The moment the camera team hands over media cards at the end of a take or a setup, the DMT begins work immediately. Using professional verification tools like Silverstack or YoYotta, the DMT initiates the transfer process: copying footage to multiple backup drives simultaneously and confirming that every byte has transferred successfully through checksum verification. No clip is considered secure until those checksums match.
The DMT also builds and maintains the folder and file naming structure that will allow editors and post-production coordinators to locate every shot quickly and reliably. A well-organized media drive arriving at a post-production facility can save hours of organizing time. A poorly labeled one can cause days of delay and confusion.
The DMT is a quiet protector. When timelines are tight and shooting days are long, even a single corrupted or missing file can halt progress. The DMT understands checksum verification, drive formats, and file structures at an intimate level — and coordinates directly with post-production to deliver organized, clearly labeled drives that arrive ready to use.
Real-Life Application — How These Roles Work on Set
On larger productions — those involving multiple cameras, high-resolution formats like 8K RAW, or extensive slow-motion footage — the DIT or DMT is typically a dedicated, stand-alone position. The volume and complexity of the data demands specialist attention.
On smaller productions, those duties may fall to the DP, the First AC, or in some cases the director or producer themselves. The role doesn't disappear just because the budget is smaller — the responsibility simply shifts. What matters most is that the process is handled with discipline and care, regardless of who is performing it.
At Black Box Productions, we treat media management as a non-negotiable part of every production we take on. Every project is transferred to at least two physical hard drives, with file sizes verified and footage spot-checked to confirm no corruption has occurred during the transfer. Active projects are also uploaded to secure cloud storage, providing an additional layer of redundancy.

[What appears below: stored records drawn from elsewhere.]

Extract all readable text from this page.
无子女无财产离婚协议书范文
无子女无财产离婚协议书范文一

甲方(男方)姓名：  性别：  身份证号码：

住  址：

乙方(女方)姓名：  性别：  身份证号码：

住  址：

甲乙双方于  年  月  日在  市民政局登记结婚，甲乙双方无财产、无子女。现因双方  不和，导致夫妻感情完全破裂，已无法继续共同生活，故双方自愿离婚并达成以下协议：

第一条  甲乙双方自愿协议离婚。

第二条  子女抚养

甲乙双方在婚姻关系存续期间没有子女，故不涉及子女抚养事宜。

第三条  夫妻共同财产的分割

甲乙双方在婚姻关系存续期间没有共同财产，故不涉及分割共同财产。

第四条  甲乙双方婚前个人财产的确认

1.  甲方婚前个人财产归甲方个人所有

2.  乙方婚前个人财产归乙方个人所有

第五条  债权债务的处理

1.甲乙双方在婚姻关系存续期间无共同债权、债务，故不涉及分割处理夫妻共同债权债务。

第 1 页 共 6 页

This process isn't a formality — it's how we protect the creative work that our clients and crews have invested significant time, money, and energy into capturing. It guarantees a smooth handoff to post-production and ensures that nothing is ever lost between the moment it's captured on set and the moment it reaches the editor's timeline.
The DIT, the DMT, and the Data Wrangler are the silent custodians of visual storytelling. At Black Box Productions, we understand that the best creative work in the world means nothing if the footage isn't protected. That's why media management is treated as essential — not optional — on every project we produce.